Amazon unveiled Amazon Go last December, saying it planned to open the store to the public early this year. However, the company encountered technical difficulties and postponed the launch to work out the bugs, The Wall Street Journal reported in March.

Seven months later, challenges remain, but the “just walk out” technology [that allows you to choose pick up your groceries and go] has improved markedly, according to a person familiar with the situation, who requested anonymity to speak freely about the project. And in a sign that the concept is almost ready for prime time, hiring for the Amazon Go team has shifted from the engineers and research scientists needed to perfect the platform to the construction managers and marketers who would build and promote the stores to consumers.

Amazon declined to comment.

Shoppers visiting an Amazon Go store will scan their smartphones upon entering.

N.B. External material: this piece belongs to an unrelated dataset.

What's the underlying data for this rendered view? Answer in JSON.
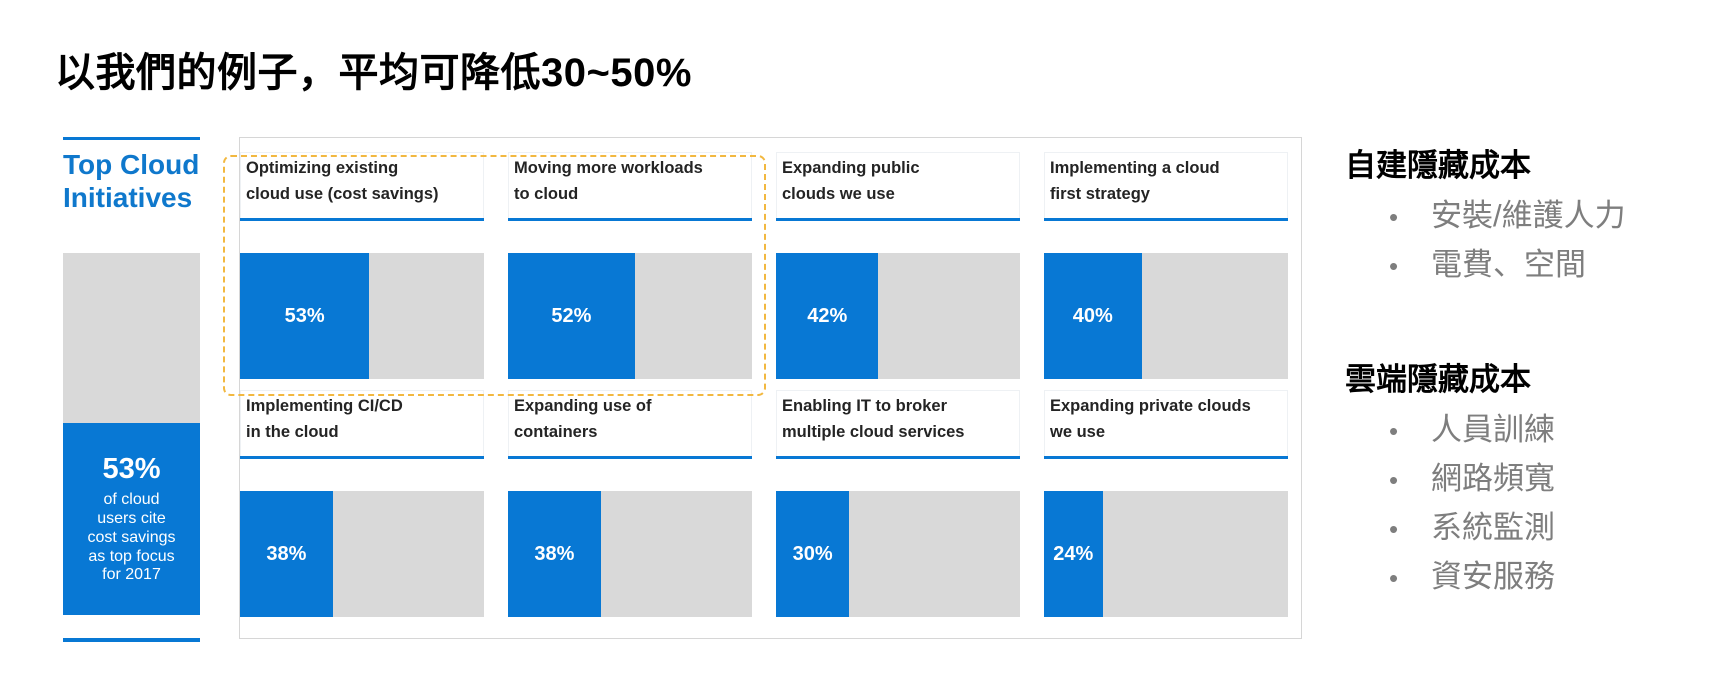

Cameras and shelf sensors will then work together to figure out which items have been removed and who removed them, the [anonymous source] says; there will be no need for tracking devices, such as radio frequency chips, embedded in the merchandise. When shoppers leave, algorithms will total the order and bill their Amazon account.

The system is working well for individual shoppers but still struggles to accurately charge people who are moving around in groups, such as families with grabby kids, the [source told Bloomberg News]. Go engineers have been studying families shopping together and are tweaking their sensors to recognize when a child eats an item while wandering around the store. Engineers are also figuring out which person to charge when a couple goes shopping together. Amazon has encouraged employees to enter the store in pairs and buy lunch.

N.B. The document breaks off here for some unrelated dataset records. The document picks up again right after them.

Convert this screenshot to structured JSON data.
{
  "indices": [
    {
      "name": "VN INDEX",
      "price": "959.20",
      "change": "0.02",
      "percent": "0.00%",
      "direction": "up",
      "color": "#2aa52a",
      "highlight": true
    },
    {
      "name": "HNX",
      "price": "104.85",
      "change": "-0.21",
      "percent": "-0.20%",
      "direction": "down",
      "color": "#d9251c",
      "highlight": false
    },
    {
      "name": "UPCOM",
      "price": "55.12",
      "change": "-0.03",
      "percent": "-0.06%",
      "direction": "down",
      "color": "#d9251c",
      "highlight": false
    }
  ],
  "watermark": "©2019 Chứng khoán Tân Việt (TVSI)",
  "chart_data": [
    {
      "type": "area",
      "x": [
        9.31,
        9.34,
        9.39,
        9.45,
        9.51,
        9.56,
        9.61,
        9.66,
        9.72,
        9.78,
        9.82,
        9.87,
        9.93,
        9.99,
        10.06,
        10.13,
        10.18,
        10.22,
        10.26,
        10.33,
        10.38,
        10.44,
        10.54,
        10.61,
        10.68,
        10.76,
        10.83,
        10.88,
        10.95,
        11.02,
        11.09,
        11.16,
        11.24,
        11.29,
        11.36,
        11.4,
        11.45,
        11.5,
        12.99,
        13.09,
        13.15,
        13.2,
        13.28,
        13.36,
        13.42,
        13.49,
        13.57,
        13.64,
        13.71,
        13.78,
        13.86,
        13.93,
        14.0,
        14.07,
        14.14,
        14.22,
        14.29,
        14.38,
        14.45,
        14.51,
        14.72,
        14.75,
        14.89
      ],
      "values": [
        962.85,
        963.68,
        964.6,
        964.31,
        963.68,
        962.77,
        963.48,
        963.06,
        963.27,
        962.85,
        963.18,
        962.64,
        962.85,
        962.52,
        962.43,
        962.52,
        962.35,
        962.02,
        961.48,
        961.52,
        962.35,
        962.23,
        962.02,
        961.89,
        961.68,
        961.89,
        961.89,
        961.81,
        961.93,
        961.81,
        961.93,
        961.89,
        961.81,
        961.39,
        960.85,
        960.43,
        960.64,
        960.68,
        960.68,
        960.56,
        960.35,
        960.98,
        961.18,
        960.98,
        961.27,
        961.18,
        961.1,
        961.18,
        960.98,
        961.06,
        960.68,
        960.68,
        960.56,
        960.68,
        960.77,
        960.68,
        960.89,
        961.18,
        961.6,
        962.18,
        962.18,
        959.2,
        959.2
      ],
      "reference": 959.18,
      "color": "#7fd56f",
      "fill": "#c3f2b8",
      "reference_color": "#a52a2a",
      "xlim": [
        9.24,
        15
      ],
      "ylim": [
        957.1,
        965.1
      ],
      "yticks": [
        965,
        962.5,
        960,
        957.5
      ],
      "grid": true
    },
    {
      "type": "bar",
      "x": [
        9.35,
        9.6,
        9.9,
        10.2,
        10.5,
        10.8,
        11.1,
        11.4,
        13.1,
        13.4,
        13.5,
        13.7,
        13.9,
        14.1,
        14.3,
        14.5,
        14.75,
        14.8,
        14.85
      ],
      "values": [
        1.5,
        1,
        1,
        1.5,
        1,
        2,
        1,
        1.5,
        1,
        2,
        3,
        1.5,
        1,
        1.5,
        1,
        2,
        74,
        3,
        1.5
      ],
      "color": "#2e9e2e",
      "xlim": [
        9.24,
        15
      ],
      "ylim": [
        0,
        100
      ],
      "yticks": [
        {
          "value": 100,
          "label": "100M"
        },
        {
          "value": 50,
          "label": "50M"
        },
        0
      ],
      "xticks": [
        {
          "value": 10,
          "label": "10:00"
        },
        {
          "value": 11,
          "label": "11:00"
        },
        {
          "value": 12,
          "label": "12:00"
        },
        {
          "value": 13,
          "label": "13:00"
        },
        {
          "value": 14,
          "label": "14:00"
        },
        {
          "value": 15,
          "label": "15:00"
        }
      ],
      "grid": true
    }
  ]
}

The company is conducting further tests and focus groups from an undisclosed building in Seattle, the person said. The focus groups are used to design protocols for in-store returns, spoiled or damaged merchandise and customer service issues that are common to brick-and-mortar retail.

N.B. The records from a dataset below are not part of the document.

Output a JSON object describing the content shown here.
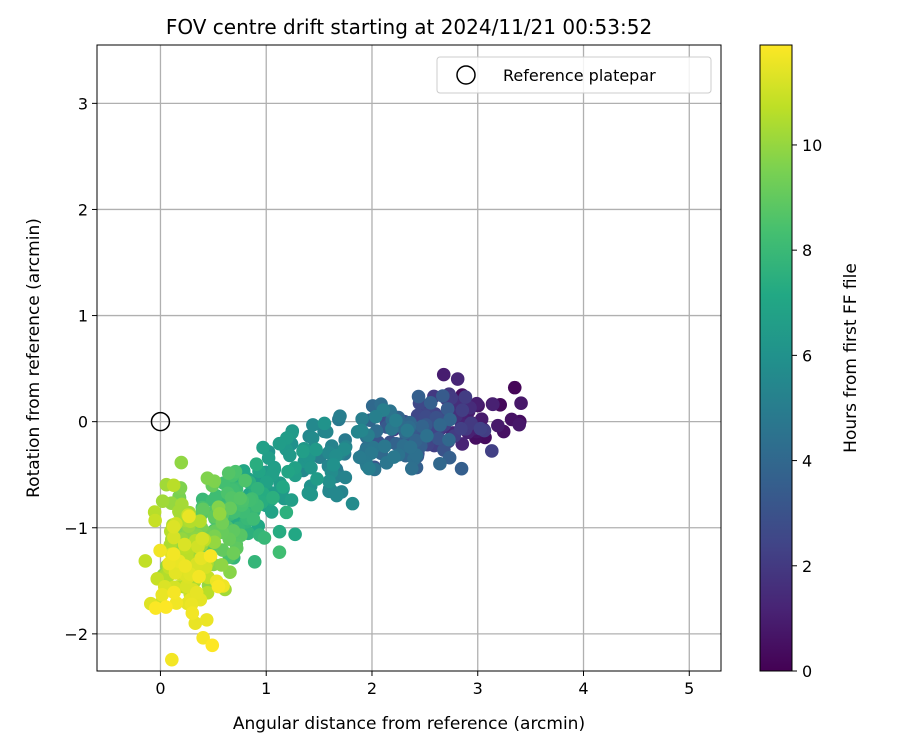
{
  "chart_data": {
    "type": "scatter",
    "title": "FOV centre drift starting at 2024/11/21 00:53:52",
    "xlabel": "Angular distance from reference (arcmin)",
    "ylabel": "Rotation from reference (arcmin)",
    "xlim": [
      -0.6,
      5.3
    ],
    "ylim": [
      -2.35,
      3.55
    ],
    "x_ticks": [
      0,
      1,
      2,
      3,
      4,
      5
    ],
    "y_ticks": [
      -2,
      -1,
      0,
      1,
      2,
      3
    ],
    "grid": true,
    "legend": {
      "placement": "top-right",
      "entries": [
        "Reference platepar"
      ]
    },
    "reference_point": {
      "name": "Reference platepar",
      "x": 0,
      "y": 0,
      "marker": "open-circle",
      "color": "#000000"
    },
    "colorbar": {
      "label": "Hours from first FF file",
      "range": [
        0,
        11.9
      ],
      "ticks": [
        0,
        2,
        4,
        6,
        8,
        10
      ],
      "colormap": "viridis"
    },
    "points_generator": {
      "count": 480,
      "note_anchors_hours_to_xy": [
        [
          0.0,
          3.2,
          -0.1
        ],
        [
          0.5,
          3.1,
          0.0
        ],
        [
          1.0,
          2.85,
          0.05
        ],
        [
          2.0,
          2.6,
          0.0
        ],
        [
          3.0,
          2.45,
          -0.1
        ],
        [
          4.0,
          2.3,
          -0.15
        ],
        [
          4.5,
          2.1,
          -0.2
        ],
        [
          5.0,
          1.85,
          -0.3
        ],
        [
          5.5,
          1.6,
          -0.35
        ],
        [
          6.0,
          1.4,
          -0.4
        ],
        [
          6.5,
          1.2,
          -0.5
        ],
        [
          7.0,
          1.05,
          -0.6
        ],
        [
          7.5,
          0.9,
          -0.75
        ],
        [
          8.0,
          0.75,
          -0.85
        ],
        [
          8.5,
          0.6,
          -0.9
        ],
        [
          9.0,
          0.5,
          -1.0
        ],
        [
          9.5,
          0.4,
          -1.05
        ],
        [
          10.0,
          0.3,
          -1.1
        ],
        [
          10.5,
          0.22,
          -1.2
        ],
        [
          11.0,
          0.18,
          -1.35
        ],
        [
          11.5,
          0.22,
          -1.55
        ],
        [
          11.9,
          0.35,
          -1.75
        ]
      ]
    }
  }
}
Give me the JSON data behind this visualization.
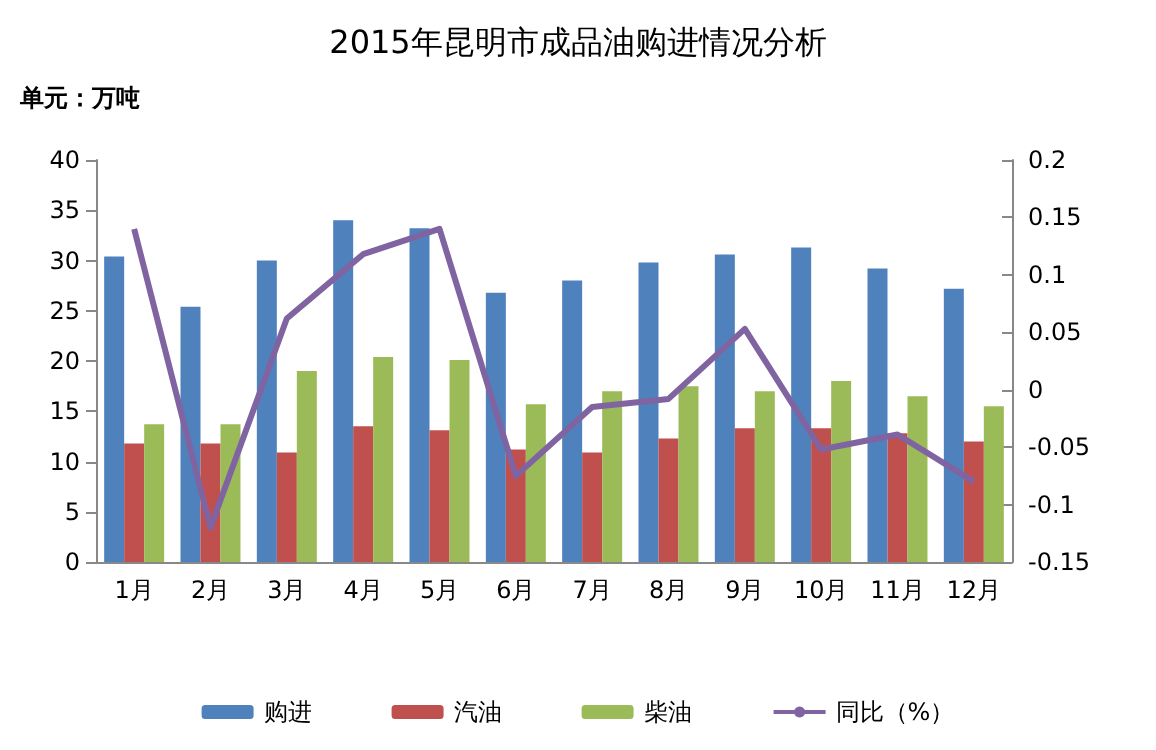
{
  "chart_data": {
    "type": "bar",
    "title": "2015年昆明市成品油购进情况分析",
    "annotations": [
      "单元：万吨"
    ],
    "categories": [
      "1月",
      "2月",
      "3月",
      "4月",
      "5月",
      "6月",
      "7月",
      "8月",
      "9月",
      "10月",
      "11月",
      "12月"
    ],
    "series": [
      {
        "name": "购进",
        "color": "#4f81bd",
        "values": [
          30.4,
          25.4,
          30,
          34,
          33.2,
          26.8,
          28,
          29.8,
          30.6,
          31.3,
          29.2,
          27.2
        ]
      },
      {
        "name": "汽油",
        "color": "#c0504d",
        "values": [
          11.8,
          11.8,
          10.9,
          13.5,
          13.1,
          11.2,
          10.9,
          12.3,
          13.3,
          13.3,
          12.8,
          12
        ]
      },
      {
        "name": "柴油",
        "color": "#9bbb59",
        "values": [
          13.7,
          13.7,
          19,
          20.4,
          20.1,
          15.7,
          17,
          17.5,
          17,
          18,
          16.5,
          15.5
        ]
      },
      {
        "name": "同比（%）",
        "type": "line",
        "axis": "y2",
        "color": "#8064a2",
        "values": [
          0.14,
          -0.12,
          0.062,
          0.118,
          0.14,
          -0.075,
          -0.015,
          -0.008,
          0.053,
          -0.052,
          -0.039,
          -0.08
        ]
      }
    ],
    "ylim": [
      0,
      40
    ],
    "yticks": [
      0,
      5,
      10,
      15,
      20,
      25,
      30,
      35,
      40
    ],
    "y2lim": [
      -0.15,
      0.2
    ],
    "y2ticks": [
      -0.15,
      -0.1,
      -0.05,
      0,
      0.05,
      0.1,
      0.15,
      0.2
    ],
    "grid": false,
    "legend": "bottom",
    "marker": "none",
    "line_style": "solid"
  }
}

It’s unclear how quickly Amazon Go will ramp up. The company has moved deliberately with its brick-and-mortar book stores, opening just 13 in seven states since launching the first one in Seattle two years ago. Analysts expect a version of Amazon Go technology to be rolled out eventually at Whole Foods. That’s a far more challenging prospect because Whole Foods locations are much larger than the 1,800-square-foot convenience store and carry thousands more products. Amazon, which says it currently has no such plans, would need a lot more testers…to pull that off.

Reprinted here for educational purposes only. May not be reproduced on other websites without permission from the Bloomberg.

Questions

Please Note:  In place of next week’s content there will be a special Thanksgiving post. Regular schedule will resume Monday, Nov. 27.  Best wishes for a Happy Thanksgiving!

1. The first paragraph of a news article should answer the questions who, what, where and when. List the who, what, where and when of this news item. (NOTE: The remainder of a news article provides details on the why and/or how.)

2. Define ‘brick and mortar’ and algorithm as used in the article.

3. What is the idea of Amazon Go? (How will it transform the grocery shopping experience?)

4. a) For what reason did online shopping giant Amazon getting into the grocery store business? (Jeff Bezos purchased Whole Foods recently.)
b) What strategy is Amazon using with Whole Foods to grow the customer base?
c) How has this affected grocery store chains Kroger and Sprouts?

5. How does Amazon Go work?

6. What main challenge do engineers still face before the store can open? How are they working to solve it?

7. Jeff Bezos, who with a net worth of $72.8 billion, was listed as the richest man in the world this summer (before being bumped down to 3rd place) is also opening Amazon brick and mortar bookstores – one near the location of a giant Borders Bookstore that closed in NYC and one down the block from a large Barnes and Noble that closed outside of Washington DC. He also bought The Washington Post newspaper.
Some people believe Amazon is becoming a monopoly. If true, would that make you less likely to shop at an Amazon Go in your neighborhood? Explain your answer.